Enquanto a guerra se enfurece e divide, ç e jovens estudantes da Escola da Custódia da Terra Santa celebram a memória litúrgica do Pobrezinho de Assis.

Pe. Ibrahim Faltas*

Paz e bem! Assim Francisco de Assis costumava saudar a todos, o jovem convertido ao amor de Cristo, o santo da paz que desejou e imaginou a paz nos tempos sombrios da guerra. Com a mesma saudação franciscana, acolhi em nossa igreja de São Salvador as crianças e os jovens da Escola da Custódia da Terra Santa em Jerusalém, celebrando a missa da festa de São Francisco no dia da sua morte. Nossas crianças e jovens vivem a tragédia da guerra com muitas dificuldades, mas juntos oramos para renovar mais uma vez a esperança de paz. Depois de um ano doloroso, a guerra ainda clama na Terra Santa e a paz luta para fazer a sua voz ser ouvida. São Francisco encontrou-se com o Sultão al-Malik al-Kamil em Damieta, no Egito; ele se apresentou pobre, humilde, armado apenas com sua fé em Cristo, e o Sultão o ouviu porque o reconheceu como um homem de Deus. Um outro Francisco, um homem de Deus de nossos tempos, busca o caminho do diálogo para afirmar a urgência, a necessidade e o desejo de paz. Eu estava presente em Abu Dhabi em 4 de fevereiro de 2019 quando o Papa Francisco e o Grão Imame de Al-Azhar, Ahmad Al-Tayyeb, assinaram o Documento sobre a Fraternidade Humana. Foi uma declaração histórica que o Papa Francisco desejava muito. Junto com Al-Tayyeb, pedia para que eles se sentissem irmãos e trabalhassem juntos por uma paz justa, para garantir os direitos humanos essenciais e o respeito recíproco pela liberdade religiosa. O Pontífice e o Grão Imame, unidos, pediram aos homens de fé que acreditassem na fraternidade humana, que se comprometessem a trabalhar juntos para derrotar o ódio e a violência, especialmente quando o ódio e a violência são causados por motivos religiosos.
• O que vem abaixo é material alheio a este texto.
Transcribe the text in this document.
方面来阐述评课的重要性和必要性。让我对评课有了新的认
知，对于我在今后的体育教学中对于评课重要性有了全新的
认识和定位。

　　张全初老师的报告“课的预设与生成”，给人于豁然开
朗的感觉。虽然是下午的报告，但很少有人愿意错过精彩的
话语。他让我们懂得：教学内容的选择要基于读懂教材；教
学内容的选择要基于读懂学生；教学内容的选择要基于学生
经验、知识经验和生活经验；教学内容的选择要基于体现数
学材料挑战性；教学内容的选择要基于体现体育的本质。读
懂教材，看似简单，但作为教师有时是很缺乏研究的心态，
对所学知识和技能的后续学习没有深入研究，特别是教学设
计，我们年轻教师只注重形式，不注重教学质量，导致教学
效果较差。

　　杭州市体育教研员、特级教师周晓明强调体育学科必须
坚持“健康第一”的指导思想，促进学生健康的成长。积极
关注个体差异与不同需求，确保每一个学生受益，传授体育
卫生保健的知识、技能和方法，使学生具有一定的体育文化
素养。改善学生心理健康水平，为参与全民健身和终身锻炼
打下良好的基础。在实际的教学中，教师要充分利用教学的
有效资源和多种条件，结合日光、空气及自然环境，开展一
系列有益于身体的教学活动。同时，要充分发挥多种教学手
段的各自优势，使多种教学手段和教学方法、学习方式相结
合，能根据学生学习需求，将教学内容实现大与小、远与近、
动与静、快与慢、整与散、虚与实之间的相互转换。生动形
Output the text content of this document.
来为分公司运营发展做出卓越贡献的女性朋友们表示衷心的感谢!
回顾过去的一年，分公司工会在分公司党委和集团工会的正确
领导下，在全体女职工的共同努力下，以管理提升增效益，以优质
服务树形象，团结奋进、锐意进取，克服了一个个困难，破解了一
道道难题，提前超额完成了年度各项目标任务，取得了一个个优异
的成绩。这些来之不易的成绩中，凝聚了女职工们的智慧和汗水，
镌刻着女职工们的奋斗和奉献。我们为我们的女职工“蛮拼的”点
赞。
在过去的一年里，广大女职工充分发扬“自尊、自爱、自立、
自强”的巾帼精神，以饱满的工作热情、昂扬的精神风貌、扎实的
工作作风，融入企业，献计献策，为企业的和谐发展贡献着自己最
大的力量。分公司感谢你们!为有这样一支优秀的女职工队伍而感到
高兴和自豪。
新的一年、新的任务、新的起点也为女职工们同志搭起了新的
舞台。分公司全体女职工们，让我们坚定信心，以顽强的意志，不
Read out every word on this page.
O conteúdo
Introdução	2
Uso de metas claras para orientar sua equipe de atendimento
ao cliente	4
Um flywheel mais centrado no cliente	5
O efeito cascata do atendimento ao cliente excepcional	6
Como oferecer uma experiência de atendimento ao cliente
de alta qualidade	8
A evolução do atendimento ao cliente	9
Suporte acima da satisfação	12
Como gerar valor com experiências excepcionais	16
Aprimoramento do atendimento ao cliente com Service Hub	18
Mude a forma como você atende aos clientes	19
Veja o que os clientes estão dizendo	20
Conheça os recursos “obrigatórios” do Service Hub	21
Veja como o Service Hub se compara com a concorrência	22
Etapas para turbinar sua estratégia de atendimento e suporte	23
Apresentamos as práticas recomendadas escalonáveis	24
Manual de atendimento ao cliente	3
O diálogo sempre traz soluções. Há diálogo se houver um encontro. E do encontro vem o conhecimento do outro, do próximo. O Papa Francisco sempre disse que o ódio e a violência são incompatíveis com a fé, com qualquer fé. E ele pede aos crentes, a cada crente, que seja testemunha e que trabalhe em prol da paz, respeitando as diferenças. Acolhendo os numerosos apelos do Pontífice neste ano de guerra, pedimos repetidamente aos poderosos do mundo que retornem ao diálogo, que venham às negociações de paz com intenções de paz. Pedimos responsabilidade ao dar oportunidades para a paz por meio de propostas concretas e firmes: sem excluir toda mediação possível e sem favorecer aqueles que querem e apoiam a guerra, a morte e a destruição física e moral da humanidade. Temos que acreditar no homem criado por Deus à sua imagem, não podemos mais aceitar seres humanos surdos aos gritos de dor de seus semelhantes, não podemos mais aceitar seres humanos cegos aos olhos desesperados de seus semelhantes que pedem indulgência e paz. Pedimos um sentido de responsabilidade àqueles que podem parar a guerra e não o fazem. Pedimos a coragem da paz na verdade e na justiça. E haverá verdadeira justiça quando todo ser humano não passar fome e sede, se puder viver em segurança na sua terra e no seu lar, desfrutar de direitos humanos essenciais, como saúde física e mental, se lhe for oferecido um nível de educação que lhe permita expressar seus pensamentos e liberdade para agir na legalidade, se lhe forem concedidos o respeito e a dignidade devidos a todo ser humano.

Padre Ibrahim Faltas
Padre Ibrahim Faltas

Pedimos às organizações internacionais que apliquem as leis já existentes do direito internacional para proteger toda a “comunidade humana”. Que não haja critérios diferentes para a aplicação, mas que sejam garantidos os direitos humanos essenciais de todos os cidadãos do mundo. Pedimos à comunidade internacional mais presença, controle e autoridade para evitar privilégios e interesses e para impedir a catástrofe. Pedimos a limitação da fabricação, do uso e do comércio de armas para não dar novamente instrumentos de morte a mãos fratricidas. Depois de um ano de guerra, a esperança está se esvaindo porque vivemos na violência diária e não vemos nem ouvimos condenações e pedidos para o fim da guerra. Trabalhar pela paz significa se esforçar para enfrentar e resolver a gravidade da guerra, sem dar as costas a uma criança que está morrendo, sem adiar a possível salvação de tantas vidas, sem esperar mais para alimentar e resgatar aqueles que perderam tudo, mas que têm direito ao respeito da dignidade humana. Até agora, a paz tem sido desejada, esperada, imaginada.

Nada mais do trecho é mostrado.